L’Oreshnik que la Russie a tiré sur l’Ukraine aurait transporté six ogives indépendantes. Kiev n’a pas donné d’information sur les dégâts mais a uniquement dit que deux personnes avaient été blessées. Il est vraisemblable que si les destructions avaient été importantes, une large diffusion médiatique aurait eu lieu.
Exemple de missile Minuteman . US DoD
Les missiles balistiques atteignent généralement des vitesses hypersoniques substantielles, généralement définies autour de Mach 6/7 ou plus (l’« Oreshnik » aurait atteint Mach 10). Il en est de même pour les charges entrantes.
Dans les faits, il semble que le « nouveau » missile Oreshnik est un dérivé de ICBM RS-26 Rubezh.
Mais il est possible que le RS-26 Rubezh ne soit qu’un IRBM.
Il est lui-même un dérivé plus petit de l’ICBM RS-24 Yars, que le Pentagone considère comme une simple variante du précédent RS-12M Topol-M.
Il y a un débat sur la place de l’Oreshnik dans le spectre des missiles balistiques Poutine le qualifiant d’arme de moyenne portée (MRBM) et les responsables américains le classant dans la catégorie des missiles à portée intermédiaire (IRBM).
Toutefois, le concept d’un ICBM à têtes conventionnelles n’est pas nouveau. Les services de renseignement militaires américains ont affirmé publiquement en 2023 qu’ils avaient découvert que Pékin portait « un intérêt possible pour le développement d’un ICBM conventionnel » pour en doter l’Armée populaire de libération de la Chine (APL).
Un ICBM conventionnel transportant plusieurs ogives – dont plusieurs leurres – ou même avec des véhicules de rentrée à ciblage indépendant, pourrait offrir des capacités de frappes importantes.
Source : US DOD
À savoir qu’un tel armement permettrait à un seul missile d’impacter avec une précision de quelques dizaines de mètres plusieurs obkectifs simultanément. À l’heure actuelle, ce type d’arme est très difficile – voire impossible – à intercepter en dehors de sa trajectoire ascendante.
La capacité d’un ICBM conventionnel présenterait également des avantages clairs en termes de communication stratégique. Une attaque réussie avec une telle arme aurait pour effet de démontrer de manière évidente la capacité de mener une frappe nucléaire, la précision étant alors moins importante tout en restant dans l’ordre de quelques centaines de mètres.

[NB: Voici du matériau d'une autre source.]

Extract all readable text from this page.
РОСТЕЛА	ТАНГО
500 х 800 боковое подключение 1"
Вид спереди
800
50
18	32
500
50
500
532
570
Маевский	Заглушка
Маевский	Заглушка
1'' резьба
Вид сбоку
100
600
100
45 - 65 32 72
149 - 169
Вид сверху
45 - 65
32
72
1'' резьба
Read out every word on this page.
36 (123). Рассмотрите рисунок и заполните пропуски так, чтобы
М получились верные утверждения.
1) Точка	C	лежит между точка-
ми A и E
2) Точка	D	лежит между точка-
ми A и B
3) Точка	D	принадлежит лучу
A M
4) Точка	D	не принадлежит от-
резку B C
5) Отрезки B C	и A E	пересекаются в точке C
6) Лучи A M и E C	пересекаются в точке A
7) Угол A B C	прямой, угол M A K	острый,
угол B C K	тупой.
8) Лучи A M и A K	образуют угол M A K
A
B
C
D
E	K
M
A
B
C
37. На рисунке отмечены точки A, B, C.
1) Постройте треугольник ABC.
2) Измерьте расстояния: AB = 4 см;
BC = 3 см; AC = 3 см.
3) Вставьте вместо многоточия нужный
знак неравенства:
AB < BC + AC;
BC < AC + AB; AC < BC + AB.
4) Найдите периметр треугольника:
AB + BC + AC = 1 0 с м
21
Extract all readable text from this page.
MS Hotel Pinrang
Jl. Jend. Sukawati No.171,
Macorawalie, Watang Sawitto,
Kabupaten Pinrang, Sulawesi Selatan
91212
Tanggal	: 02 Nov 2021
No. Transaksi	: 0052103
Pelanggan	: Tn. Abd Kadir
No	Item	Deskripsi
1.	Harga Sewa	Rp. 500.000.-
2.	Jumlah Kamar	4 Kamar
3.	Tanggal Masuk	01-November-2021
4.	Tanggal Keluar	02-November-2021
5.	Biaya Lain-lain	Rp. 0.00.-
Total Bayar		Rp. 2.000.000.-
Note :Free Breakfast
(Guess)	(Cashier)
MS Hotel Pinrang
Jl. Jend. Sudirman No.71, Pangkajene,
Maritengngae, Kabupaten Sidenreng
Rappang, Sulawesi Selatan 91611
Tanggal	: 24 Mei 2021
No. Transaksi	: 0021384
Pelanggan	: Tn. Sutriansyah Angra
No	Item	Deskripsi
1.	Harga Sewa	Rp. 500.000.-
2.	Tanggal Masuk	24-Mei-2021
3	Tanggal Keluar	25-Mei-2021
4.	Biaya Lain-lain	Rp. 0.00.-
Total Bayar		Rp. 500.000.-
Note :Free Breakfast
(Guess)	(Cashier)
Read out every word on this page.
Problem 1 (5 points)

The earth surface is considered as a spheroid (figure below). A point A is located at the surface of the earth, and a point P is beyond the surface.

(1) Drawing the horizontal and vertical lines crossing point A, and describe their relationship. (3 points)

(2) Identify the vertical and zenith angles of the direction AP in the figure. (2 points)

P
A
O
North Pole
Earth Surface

Toutefois l’emploi d’un ICBM à armement conventionnel peut poser des problèmes de détection inquiétants pour un défenseur qui aurait du mal à déterminer s’il s’agit ou non d’une menace de frappe nucléaire.
La vitesse importante à laquelle un ICBM évolue limite déjà le temps disponible pour évaluer la menace afin d’y répondre d’une manière ou d’une autre.
Tout cela soulève la possibilité d’un scénario dans lequel un adversaire, croyant à tort qu’il est sous attaque nucléaire, répondrait de la même manière, ce qui pourrait bien déclencher une escalade apocalyptique.
Ce n’est pas une inquiétude anodine. Le Pentagone a déclaré avoir reçu un avertissement préalable au tir du missile Oreshnik de la part des Russes via les canaux établis de réduction des risques nucléaires. La notification a eu lieu bien que les Russes aient tiré le missile sur une distance relativement courte (environ 700 kilomètres) vers une cible située à l’intérieur d’un État (l’Ukraine) non nucléaire et non couvert par le parapluie de dissuasion américain.
C’est ce type de crainte de méprise qui a joué un rôle important dans la décision de l’armée américaine d’abandonner les études sur un missile Trident « conventionnel ».
Il n’empêche que Vladimir Poutine a assuré que ce type de missile est désormais en développement. Sur le plan tactique, il représente surtout un danger pour les installations terrestres ou fixes durant une certaine période : usines d’armements, aérodromes, PC, batteries anti-aériennes, etc. Il peut aussi être employé d’une manière efficace contre un groupe naval (un porte avions et son escorte, une flotte de débarquement).
Et surtout, toute l’Europe est à portée de ce nouveau système d’arme.
Les drones ont déjà révolutionné la tactique militaire. Il n’est pas impossible que les Oreshnik ne le fassent à leur tour.